Damageplan released its debut album in February 2004; at a show promoting it in Columbus, Ohio, that December, Darrell Abbott was fatally shot onstage. A gunman, who was identified as Nathan M. Gale, a former Marine, stormed the stage just minutes into the band’s performance in front of a crowd of about 250 people. Three other people were also killed.

Damageplan dissolved shortly after the shooting, and Paul went on to play with a metal supergroup, Hellyeah, made up of metal stars from other groups. The band released five albums between 2007 and 2016. In an interview in October, Paul said the group was making plans to record a new LP.

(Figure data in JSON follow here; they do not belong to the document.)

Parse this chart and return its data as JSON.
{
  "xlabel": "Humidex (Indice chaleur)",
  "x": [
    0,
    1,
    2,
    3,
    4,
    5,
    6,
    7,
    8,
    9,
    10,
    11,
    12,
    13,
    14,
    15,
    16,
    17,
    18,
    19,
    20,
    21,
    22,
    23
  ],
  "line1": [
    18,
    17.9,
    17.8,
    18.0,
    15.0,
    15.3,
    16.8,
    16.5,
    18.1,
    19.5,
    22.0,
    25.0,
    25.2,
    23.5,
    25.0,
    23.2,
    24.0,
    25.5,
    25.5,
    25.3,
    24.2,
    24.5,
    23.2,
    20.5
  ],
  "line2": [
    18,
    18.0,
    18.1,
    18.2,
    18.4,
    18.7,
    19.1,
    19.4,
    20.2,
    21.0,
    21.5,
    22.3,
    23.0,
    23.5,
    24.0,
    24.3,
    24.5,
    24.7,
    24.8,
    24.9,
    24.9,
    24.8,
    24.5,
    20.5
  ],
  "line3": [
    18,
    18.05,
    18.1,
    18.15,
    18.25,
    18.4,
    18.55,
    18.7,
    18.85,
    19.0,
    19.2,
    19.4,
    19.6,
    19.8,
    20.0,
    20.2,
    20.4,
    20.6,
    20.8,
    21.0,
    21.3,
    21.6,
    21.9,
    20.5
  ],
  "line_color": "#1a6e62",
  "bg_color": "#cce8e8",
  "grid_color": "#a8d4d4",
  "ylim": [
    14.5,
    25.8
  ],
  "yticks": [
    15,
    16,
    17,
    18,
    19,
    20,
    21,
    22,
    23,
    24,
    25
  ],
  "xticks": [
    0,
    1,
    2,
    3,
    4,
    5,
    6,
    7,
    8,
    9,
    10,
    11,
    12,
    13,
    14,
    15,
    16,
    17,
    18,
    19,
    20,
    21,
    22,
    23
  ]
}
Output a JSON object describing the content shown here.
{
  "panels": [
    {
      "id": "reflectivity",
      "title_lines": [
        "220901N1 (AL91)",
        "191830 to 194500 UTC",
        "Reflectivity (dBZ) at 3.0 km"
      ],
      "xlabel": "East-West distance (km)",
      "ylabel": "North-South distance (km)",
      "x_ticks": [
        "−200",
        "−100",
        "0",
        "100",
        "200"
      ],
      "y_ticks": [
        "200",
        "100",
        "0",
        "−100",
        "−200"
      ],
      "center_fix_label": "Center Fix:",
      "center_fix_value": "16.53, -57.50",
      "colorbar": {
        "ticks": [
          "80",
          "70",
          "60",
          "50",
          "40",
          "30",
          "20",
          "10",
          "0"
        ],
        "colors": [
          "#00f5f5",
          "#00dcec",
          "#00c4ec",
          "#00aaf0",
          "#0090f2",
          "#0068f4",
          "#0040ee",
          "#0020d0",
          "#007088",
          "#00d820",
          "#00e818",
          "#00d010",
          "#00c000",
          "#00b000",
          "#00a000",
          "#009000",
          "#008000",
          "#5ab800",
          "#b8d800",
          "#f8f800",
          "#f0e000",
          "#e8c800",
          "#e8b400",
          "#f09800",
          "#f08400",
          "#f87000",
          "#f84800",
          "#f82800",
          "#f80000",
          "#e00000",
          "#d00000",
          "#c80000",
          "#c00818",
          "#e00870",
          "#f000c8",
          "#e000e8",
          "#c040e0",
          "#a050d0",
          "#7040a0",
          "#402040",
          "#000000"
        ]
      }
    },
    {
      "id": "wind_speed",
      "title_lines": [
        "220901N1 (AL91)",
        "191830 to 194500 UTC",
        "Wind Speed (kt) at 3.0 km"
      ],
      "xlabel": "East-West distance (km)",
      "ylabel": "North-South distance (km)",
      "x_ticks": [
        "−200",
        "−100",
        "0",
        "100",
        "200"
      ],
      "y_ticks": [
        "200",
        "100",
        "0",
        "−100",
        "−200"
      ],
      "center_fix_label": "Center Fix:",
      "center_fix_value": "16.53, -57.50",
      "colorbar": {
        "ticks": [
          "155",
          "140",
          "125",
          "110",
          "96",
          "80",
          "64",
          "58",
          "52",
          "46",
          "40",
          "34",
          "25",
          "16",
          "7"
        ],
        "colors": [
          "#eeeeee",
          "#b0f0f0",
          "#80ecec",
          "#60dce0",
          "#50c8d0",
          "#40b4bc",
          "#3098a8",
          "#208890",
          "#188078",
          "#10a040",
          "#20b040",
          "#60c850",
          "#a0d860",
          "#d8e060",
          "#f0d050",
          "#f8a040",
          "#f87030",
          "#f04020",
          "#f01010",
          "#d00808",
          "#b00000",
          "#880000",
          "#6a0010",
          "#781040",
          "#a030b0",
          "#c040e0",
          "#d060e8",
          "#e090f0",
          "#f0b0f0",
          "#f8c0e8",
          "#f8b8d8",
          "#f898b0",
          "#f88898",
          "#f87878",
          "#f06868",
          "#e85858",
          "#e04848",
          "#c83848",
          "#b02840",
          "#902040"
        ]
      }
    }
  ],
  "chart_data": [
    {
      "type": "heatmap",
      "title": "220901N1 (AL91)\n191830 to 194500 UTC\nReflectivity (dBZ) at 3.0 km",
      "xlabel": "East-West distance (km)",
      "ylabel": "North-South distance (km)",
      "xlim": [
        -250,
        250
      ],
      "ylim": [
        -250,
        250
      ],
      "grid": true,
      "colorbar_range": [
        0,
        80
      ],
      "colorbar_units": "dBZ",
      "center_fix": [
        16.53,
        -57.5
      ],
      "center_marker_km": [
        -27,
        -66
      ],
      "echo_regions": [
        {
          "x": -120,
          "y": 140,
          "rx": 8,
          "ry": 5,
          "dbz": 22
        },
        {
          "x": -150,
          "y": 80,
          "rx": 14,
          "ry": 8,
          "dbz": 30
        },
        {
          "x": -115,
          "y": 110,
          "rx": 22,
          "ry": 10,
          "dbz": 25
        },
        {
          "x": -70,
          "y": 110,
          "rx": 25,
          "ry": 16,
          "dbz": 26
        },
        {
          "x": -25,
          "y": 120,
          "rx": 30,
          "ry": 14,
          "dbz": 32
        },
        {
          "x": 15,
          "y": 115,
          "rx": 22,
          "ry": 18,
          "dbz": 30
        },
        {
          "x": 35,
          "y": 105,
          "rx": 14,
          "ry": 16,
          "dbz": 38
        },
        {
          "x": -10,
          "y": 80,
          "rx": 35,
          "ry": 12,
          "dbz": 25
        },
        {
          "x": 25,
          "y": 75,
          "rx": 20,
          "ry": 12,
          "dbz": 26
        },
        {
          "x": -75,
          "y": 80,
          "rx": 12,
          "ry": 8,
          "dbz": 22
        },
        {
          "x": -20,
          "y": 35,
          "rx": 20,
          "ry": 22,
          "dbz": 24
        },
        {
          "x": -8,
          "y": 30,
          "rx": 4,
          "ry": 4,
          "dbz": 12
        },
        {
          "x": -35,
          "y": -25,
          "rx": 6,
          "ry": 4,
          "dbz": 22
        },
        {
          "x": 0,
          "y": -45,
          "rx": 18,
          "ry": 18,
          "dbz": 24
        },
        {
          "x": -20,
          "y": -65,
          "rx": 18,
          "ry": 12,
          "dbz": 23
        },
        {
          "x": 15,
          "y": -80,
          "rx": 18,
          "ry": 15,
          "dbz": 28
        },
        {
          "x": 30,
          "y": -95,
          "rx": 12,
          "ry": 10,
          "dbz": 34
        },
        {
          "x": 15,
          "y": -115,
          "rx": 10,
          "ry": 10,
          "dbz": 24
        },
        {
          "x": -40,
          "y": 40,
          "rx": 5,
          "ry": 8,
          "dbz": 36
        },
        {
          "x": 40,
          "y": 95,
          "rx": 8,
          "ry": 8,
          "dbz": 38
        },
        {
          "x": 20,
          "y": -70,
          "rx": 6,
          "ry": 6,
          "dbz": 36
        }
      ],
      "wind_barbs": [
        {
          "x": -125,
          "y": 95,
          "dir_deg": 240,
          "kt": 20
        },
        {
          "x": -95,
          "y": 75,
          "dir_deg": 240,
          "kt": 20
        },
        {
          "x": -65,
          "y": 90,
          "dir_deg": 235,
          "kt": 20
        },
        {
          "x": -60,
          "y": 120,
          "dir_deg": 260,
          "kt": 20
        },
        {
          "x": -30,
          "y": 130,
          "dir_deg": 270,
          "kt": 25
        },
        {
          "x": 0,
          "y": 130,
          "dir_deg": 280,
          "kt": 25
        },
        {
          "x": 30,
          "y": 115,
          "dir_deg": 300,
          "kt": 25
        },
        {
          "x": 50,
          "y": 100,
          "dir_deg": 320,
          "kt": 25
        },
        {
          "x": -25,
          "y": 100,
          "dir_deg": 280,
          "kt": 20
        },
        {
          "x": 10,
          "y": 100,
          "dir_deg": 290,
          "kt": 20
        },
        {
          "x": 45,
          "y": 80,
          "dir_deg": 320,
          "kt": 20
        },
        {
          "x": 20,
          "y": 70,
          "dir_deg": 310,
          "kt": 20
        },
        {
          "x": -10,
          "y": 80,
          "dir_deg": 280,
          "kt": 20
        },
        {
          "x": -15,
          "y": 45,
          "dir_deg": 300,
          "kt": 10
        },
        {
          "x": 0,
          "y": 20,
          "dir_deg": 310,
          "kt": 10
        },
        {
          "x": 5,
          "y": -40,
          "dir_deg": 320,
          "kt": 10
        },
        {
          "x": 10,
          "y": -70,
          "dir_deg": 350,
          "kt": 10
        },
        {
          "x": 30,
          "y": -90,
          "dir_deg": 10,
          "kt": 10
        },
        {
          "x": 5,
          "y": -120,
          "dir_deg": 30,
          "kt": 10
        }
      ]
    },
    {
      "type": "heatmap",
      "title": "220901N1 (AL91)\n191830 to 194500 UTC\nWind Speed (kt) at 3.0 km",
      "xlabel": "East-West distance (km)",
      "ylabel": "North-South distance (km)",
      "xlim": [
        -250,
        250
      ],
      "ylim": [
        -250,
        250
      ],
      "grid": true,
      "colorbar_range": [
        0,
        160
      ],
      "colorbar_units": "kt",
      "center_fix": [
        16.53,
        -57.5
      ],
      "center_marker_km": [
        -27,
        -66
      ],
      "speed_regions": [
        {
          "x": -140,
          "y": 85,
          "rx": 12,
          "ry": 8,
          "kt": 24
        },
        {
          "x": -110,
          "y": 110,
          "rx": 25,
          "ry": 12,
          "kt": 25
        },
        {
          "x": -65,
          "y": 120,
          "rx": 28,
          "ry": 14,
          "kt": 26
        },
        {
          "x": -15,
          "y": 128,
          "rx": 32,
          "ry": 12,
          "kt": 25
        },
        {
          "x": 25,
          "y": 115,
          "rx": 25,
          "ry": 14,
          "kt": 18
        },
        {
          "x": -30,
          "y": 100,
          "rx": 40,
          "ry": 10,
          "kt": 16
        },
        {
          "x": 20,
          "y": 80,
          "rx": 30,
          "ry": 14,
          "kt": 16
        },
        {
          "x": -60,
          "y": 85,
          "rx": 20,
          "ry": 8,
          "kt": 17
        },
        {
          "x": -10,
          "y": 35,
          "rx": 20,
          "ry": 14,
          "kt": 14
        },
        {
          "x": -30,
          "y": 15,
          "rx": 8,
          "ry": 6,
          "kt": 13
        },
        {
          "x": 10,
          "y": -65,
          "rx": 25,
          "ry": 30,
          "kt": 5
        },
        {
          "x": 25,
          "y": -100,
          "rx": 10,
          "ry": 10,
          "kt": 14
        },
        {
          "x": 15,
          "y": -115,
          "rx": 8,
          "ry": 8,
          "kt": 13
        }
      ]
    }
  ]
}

At his death, Paul was in Las Vegas recording Hellyeah’s forthcoming album, said Karissa Vassallo, a publicist with the band’s record label, Eleven Seven Music.

Vincent Paul Abbott was born in Abilene, Texas. His father, Jerry Abbott, was a country songwriter and survives him. Paul is also survived by his girlfriend, Chelsey Yeager, Vassallo said.

In a 2016 interview with Metal Hammer magazine, Paul said he started playing drums when he was 14. His brother opted for a guitar, and the two of them continued to make music together until Darrell Abbott’s death in 2004.

Paul said in the interview that music was “always around the house,” and after hearing 1970s metal records like Kiss’ “Alive!” and Ted Nugent’s “Cat Scratch Fever,” he was hooked.